Surface Area and Volume of Solids

Prisms

$V = Bh \quad \text{(Base area × height)}$ $SA = 2B + Ph \quad \text{(2 bases + lateral area)}$

Rectangular prism: $V = lwh$, $SA = 2(lw + lh + wh)$

Cylinders

$V = \pi r^2 h$ $SA = 2\pi r^2 + 2\pi rh$

Pyramids

$V = \frac{1}{3}Bh$ $SA = B + \frac{1}{2}Pl \quad \text{(Base + lateral area, } l = \text{slant height)}$

Cones

$V = \frac{1}{3}\pi r^2 h$ $SA = \pi r^2 + \pi r l$

Slant height: $l = \sqrt{r^2 + h^2}$

Spheres

$V = \frac{4}{3}\pi r^3 \quad SA = 4\pi r^2$

Composite Solids

Break into simpler shapes, add (or subtract) volumes.

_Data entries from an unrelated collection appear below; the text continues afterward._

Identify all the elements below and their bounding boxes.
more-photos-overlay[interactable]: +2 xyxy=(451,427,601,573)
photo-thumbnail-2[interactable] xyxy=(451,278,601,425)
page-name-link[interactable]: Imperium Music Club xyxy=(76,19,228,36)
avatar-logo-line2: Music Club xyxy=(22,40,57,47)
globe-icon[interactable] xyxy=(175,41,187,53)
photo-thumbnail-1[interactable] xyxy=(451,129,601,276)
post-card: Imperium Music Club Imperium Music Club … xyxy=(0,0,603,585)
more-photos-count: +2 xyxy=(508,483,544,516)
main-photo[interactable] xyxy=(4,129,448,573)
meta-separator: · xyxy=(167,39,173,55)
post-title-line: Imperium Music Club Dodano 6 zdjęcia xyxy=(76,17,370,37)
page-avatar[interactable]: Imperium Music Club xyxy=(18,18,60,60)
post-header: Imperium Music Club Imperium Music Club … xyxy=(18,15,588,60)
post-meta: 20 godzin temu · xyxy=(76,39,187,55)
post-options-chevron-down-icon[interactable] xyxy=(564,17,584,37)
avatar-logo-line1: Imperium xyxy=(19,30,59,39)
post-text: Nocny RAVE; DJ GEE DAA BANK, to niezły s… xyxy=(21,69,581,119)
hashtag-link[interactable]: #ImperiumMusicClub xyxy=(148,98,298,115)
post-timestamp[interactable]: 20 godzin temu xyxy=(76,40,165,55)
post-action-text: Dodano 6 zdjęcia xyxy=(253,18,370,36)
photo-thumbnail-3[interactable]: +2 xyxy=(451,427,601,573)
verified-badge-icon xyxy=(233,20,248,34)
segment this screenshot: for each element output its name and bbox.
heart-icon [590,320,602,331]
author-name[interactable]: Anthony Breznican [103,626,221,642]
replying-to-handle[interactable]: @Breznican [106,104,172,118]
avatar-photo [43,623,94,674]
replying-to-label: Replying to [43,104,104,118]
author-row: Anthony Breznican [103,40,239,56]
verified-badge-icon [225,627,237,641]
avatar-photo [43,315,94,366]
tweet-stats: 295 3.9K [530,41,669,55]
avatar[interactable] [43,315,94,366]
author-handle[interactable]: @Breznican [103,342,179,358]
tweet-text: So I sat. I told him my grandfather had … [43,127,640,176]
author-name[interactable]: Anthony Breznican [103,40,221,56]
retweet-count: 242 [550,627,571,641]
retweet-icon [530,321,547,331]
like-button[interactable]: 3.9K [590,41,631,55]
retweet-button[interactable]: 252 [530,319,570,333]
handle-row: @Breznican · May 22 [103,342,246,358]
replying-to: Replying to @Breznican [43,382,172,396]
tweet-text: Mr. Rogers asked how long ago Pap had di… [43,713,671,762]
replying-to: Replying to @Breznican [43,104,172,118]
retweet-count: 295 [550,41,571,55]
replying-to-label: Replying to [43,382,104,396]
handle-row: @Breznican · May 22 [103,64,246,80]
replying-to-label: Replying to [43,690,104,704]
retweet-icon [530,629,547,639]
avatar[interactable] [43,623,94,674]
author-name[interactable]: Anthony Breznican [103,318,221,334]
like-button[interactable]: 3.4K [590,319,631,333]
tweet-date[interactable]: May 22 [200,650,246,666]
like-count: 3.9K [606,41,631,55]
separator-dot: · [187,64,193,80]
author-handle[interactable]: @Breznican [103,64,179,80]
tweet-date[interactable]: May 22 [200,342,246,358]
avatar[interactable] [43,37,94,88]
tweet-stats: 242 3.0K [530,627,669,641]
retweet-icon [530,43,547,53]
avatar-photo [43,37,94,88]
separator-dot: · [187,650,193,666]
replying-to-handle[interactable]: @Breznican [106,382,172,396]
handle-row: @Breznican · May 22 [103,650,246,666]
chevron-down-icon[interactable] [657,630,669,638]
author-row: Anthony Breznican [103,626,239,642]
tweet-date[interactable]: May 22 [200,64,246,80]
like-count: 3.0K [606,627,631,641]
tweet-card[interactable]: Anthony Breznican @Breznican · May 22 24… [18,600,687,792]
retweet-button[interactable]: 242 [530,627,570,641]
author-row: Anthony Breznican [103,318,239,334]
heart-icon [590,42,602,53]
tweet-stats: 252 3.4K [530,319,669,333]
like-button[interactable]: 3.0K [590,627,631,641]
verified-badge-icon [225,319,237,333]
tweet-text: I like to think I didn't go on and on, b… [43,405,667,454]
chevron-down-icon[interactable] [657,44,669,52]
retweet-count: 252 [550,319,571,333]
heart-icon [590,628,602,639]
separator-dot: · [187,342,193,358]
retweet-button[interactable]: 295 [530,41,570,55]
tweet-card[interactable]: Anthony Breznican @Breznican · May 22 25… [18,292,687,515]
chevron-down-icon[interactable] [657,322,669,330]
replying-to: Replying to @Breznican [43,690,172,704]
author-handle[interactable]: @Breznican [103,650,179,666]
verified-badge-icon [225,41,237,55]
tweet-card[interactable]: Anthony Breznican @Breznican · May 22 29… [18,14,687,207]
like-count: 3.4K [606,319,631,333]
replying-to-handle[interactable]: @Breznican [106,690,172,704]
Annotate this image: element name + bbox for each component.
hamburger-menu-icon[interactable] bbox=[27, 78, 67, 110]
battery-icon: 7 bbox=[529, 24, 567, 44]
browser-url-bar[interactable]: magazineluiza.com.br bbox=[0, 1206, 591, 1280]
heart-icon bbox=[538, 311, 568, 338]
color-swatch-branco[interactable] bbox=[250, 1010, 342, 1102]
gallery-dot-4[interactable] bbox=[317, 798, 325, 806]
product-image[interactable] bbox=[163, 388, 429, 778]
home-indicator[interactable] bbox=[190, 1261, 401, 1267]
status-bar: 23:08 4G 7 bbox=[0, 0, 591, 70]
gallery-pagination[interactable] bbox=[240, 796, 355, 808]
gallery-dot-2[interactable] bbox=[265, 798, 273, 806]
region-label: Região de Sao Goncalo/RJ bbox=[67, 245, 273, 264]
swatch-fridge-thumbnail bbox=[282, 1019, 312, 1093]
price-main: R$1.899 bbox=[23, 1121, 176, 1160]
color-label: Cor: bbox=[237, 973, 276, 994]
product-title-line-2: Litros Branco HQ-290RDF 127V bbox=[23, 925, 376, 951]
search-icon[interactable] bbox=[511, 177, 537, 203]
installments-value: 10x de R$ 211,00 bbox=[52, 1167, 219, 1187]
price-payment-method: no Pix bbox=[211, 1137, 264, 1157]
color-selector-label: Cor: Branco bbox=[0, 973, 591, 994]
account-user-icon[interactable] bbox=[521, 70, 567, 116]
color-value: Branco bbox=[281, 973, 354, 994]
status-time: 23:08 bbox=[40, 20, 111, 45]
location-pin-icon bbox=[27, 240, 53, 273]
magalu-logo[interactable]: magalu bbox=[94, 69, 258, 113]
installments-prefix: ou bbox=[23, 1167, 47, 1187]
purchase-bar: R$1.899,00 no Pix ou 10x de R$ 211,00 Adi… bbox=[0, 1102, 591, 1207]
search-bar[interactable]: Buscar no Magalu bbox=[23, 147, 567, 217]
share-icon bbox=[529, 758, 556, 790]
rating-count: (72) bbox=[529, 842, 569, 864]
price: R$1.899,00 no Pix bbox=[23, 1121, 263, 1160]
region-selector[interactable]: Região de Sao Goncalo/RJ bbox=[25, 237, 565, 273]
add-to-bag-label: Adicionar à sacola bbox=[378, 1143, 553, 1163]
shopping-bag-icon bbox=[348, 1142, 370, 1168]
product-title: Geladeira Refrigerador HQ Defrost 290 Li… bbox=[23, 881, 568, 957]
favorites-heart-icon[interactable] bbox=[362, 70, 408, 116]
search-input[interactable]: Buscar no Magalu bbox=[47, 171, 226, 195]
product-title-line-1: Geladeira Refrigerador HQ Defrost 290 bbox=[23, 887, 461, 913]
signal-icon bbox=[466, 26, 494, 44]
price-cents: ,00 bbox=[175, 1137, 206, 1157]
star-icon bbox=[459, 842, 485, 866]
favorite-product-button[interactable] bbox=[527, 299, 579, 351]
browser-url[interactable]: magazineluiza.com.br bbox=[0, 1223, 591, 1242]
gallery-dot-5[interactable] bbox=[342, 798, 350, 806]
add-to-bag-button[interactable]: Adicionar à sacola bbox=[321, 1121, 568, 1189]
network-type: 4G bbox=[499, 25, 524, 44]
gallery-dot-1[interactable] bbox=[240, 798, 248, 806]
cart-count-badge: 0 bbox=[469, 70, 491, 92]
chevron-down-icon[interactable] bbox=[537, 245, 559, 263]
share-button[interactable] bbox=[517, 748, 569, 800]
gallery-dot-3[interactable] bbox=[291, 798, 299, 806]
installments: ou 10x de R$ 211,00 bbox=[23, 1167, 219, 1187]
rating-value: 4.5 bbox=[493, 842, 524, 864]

Example: A cylinder with a hemisphere on top: $V = \pi r^2 h + \frac{2}{3}\pi r^3$

Cavalieri's Principle

If two solids have the same height and every cross-section at the same level has the same area, then they have the same volume.

Cross-Sections

| Solid | Horizontal Cut | Vertical Cut | |-------|---------------|--------------| | Cylinder | Circle | Rectangle | | Cone | Circle | Triangle | | Sphere | Circle | Circle | | Rectangular prism | Rectangle | Rectangle |

Effect of Scaling

If a solid is scaled by factor $k$:

• Surface area scales by $k^2$
• Volume scales by $k^3$

Example: Double all dimensions ($k = 2$):

• SA is $4$ times larger
• Volume is $8$ times larger

Common mistake: Don't confuse height $h$ (perpendicular to base) with slant height $l$ (along the lateral face)!